Пока мы следили за тем, как герои пробиваются друг к другу через колючесть одной и угрюмую замкнутость другого, через напускные «маски», за которыми оба пытаются укрыться, мы вместе с ними учились быть внимательней. Вдруг начинали, например, различать в мельтешне вокзального ресторана лица немолодых его официанток и угадывать за ними судьбы. И вдруг западала в душу эпизодическая Виолетта, проникновенно сыгранная Ольгой Волковой. За безликой «социальной категорией», за стандартной профессией вставали живые люди.
И наоборот, сочно, концертно, броско явленные типы: ветреный Верин дружок Андрей, сыгранный Никитой Михалковым, или дорвавшаяся до мировой видеомагнитофонной культуры спекулянтка, персонаж Нонны Мордюковой, – с течением фильма растворялись в некую обобщенную плазму, в тупую силу, противостоящую героям. И свершали этот поворот в нашем сознании уже не Михалков и не Мордюкова – они сыграли и исчезли, – а опять-таки Гурченко и Басилашвили. Это их героям одиноко и неуютно в кругу персонажей, привыкших от любого пирога урвать свой кусок. Причем каждый защищает чистоту души по-своему. Официантка принимает общую игру, хамит клиентам с профессиональной изысканностью, ловит на ходу мгновения случайного бабьего счастья за неимением счастья стабильного и настоящего, но, подобно Рите из «Любимой женщины…», хранит нетронутый уголок для своего Гаврилова.
Что же касается Платона, то он в той, неведомой нам прошлой жизни попросту выполнил долг рыцаря, взял на себя чужую вину и, свершив этот никем не оцененный подвиг, должен за него поплатиться. Он идет под суд в грустном одиночестве, забытый своей Дульсинеей, – ей оказались неведомы подобные нравственные высоты.
Сочувствия он дождался только от случайно встреченной Веры. Она и пойдет за ним, как жена декабриста, в «места не столь отдаленные».

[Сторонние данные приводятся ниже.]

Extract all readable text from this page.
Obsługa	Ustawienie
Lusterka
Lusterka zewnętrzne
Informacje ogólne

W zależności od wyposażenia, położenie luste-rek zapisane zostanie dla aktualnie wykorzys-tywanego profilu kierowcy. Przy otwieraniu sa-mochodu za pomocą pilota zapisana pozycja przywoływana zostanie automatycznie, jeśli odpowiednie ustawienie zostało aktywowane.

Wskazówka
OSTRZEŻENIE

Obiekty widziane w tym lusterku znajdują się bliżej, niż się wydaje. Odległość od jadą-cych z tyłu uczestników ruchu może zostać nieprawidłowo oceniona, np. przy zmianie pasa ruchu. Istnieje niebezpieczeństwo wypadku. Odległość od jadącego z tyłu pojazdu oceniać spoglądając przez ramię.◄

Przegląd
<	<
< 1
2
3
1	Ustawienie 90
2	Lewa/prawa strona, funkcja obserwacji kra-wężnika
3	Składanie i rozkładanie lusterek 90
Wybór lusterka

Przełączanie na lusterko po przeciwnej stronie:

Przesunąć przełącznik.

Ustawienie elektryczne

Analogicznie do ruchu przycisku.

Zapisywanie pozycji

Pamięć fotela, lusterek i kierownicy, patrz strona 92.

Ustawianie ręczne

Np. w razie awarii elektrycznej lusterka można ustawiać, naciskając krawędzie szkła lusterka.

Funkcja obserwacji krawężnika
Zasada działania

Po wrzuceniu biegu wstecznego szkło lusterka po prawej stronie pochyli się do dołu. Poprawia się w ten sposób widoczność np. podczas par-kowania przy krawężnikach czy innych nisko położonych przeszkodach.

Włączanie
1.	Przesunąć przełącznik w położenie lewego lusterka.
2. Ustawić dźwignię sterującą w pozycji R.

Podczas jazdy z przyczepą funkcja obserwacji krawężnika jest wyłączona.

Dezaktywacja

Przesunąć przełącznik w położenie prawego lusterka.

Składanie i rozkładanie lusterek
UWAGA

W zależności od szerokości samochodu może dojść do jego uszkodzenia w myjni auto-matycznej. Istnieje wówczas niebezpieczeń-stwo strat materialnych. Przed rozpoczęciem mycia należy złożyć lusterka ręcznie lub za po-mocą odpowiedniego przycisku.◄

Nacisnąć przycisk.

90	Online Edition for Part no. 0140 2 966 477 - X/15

Все неровности фильма позади. Финальные эпизоды сыграны и сняты на одном дыхании. Минуты катарсиса, которые мы переживали в зале, обусловлены не патетикой и не эмоциональным фортиссимо, к которому, разогнавшись, непременно пришли бы на этом мелодраматическом витке сюжета художники менее чуткие и опытные. Фильм Рязанова, напротив, стихает. Прежде Гурченко играла с почти эстрадной броскостью: ее Вера то эффектно проходила по перрону, победно покачивая бедрами, то дурным голосом орала на клиентов, чтоб платили за обед, и мы понимали, что эта женщина тоже напялила на себя непробиваемый кокон и тоже ждет мига, чтобы «оттаять». «Оттаивала» – и появлялась надежда, и походка становилась полетной, и фурия преображалась в принцессу, и фильм позволял себе (не слишком удачно, по-моему) чуть поиграть в эту сказку, когда Платон с торжеством вез Веру по городу на багажной тележке, как в триумфальной колеснице…
Теперь все тихо. Молчаливо. Огромные паузы. Он, отпущенный из колонии в соседнюю деревушку до утренней поверки, нерешительно входит в избу, и ему открывается дивная, давно не виденная картина: уютно накрытый стол, горка пирогов на тарелке, апельсины. Он еще ничего не понимает, соображает только, что – пироги, апельсины, завтра их не будет. Автоматически, воровато оглянувшись, кладет в карман апельсин. Мало – другой. Семь бед – один ответ, принимается есть пироги. Сидит, жует, сгорбился, и нет уже ничего в этой огрубевшей, словно коркой покрывшейся фигуре от былого Платона, от его изысканной интеллигентности.